Close curtains on sun-facing windows

Direct solar radiation through glass adds 2–3°C to the perceived radiant temperature. Even if your thermostat reads 24, your body feels 26–27 because the walls and floor are radiating absorbed heat. Blocking sunlight eliminates this gap. Blackout curtains are ideal; even regular curtains help significantly.

4

Use dry mode in humid coastal cities

If you are in Mumbai, Chennai, Kolkata, or any coastal city, the discomfort at 24°C is humidity, not temperature. Dry mode removes moisture without overcooling. It uses 30–50% less power than cooling mode while making the room feel significantly more comfortable.

5

For sleep: 24°C + sleep timer (off after 4–5 hours)

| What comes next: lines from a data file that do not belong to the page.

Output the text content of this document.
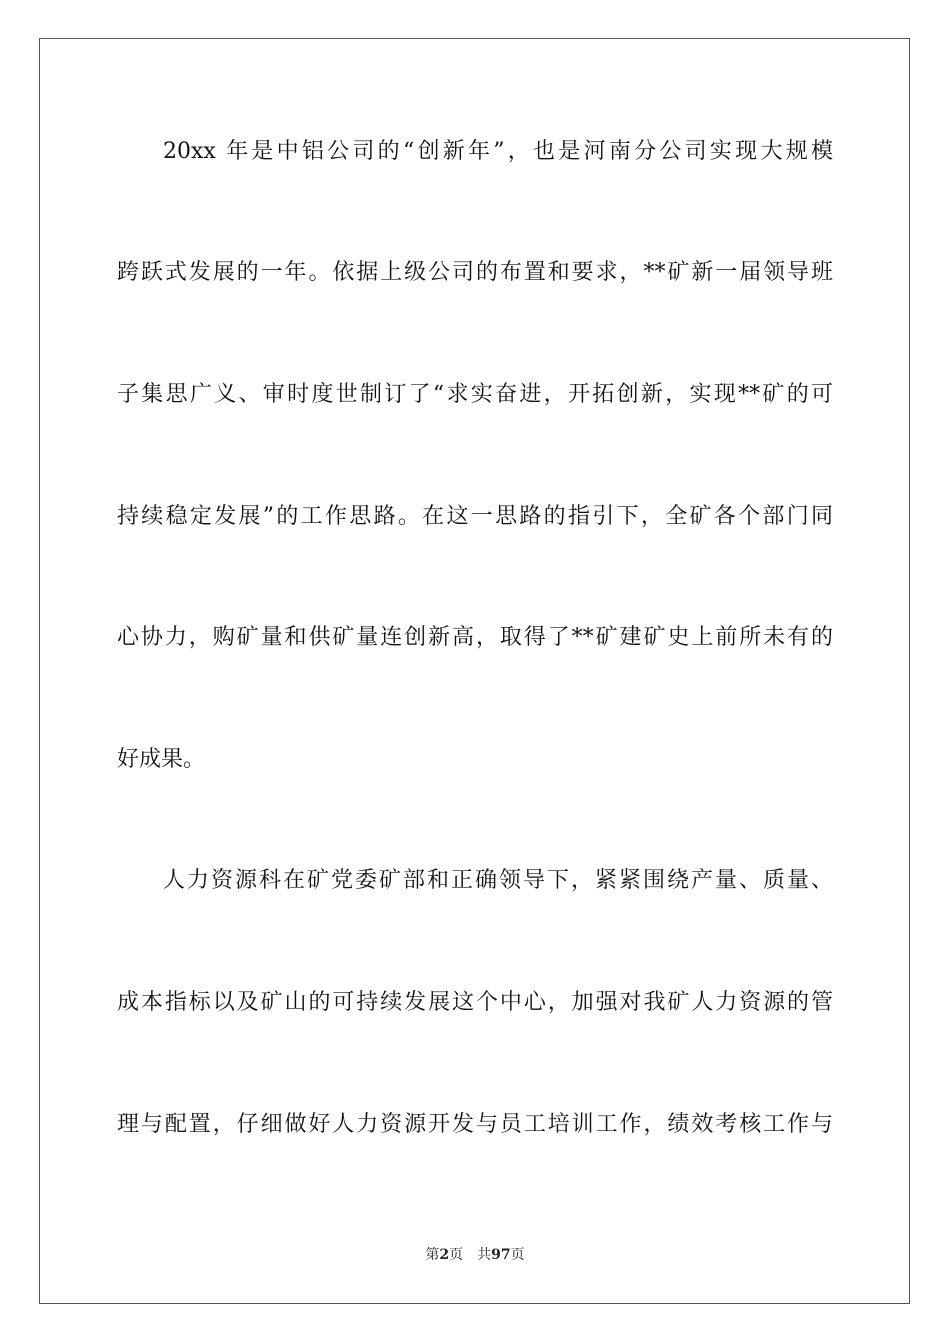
20xx 年是中铝公司的“创新年”，也是河南分公司实现大规模
跨跃式发展的一年。依据上级公司的布置和要求，**矿新一届领导班
子集思广义、审时度世制订了“求实奋进，开拓创新，实现**矿的可
持续稳定发展”的工作思路。在这一思路的指引下，全矿各个部门同
心协力，购矿量和供矿量连创新高，取得了**矿建矿史上前所未有的
好成果。
人力资源科在矿党委矿部和正确领导下，紧紧围绕产量、质量、
成本指标以及矿山的可持续发展这个中心，加强对我矿人力资源的管
理与配置，仔细做好人力资源开发与员工培训工作，绩效考核工作与
第2页 共97页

Set the AC to 24°C at bedtime. Use the sleep timer to turn it off after 4–5 hours. The room slowly warms to 26–27°C by early morning, matching your body’s natural circadian temperature rise. You wake up more refreshed than if you slept in a 16°C freezer all night — and save 4–5 hours of electricity.

Tonight, set it to 24. Leave it there.

Your body, your sleep, and your electricity bill all agree on this number. The science has been settled for decades. The only thing left is the remote.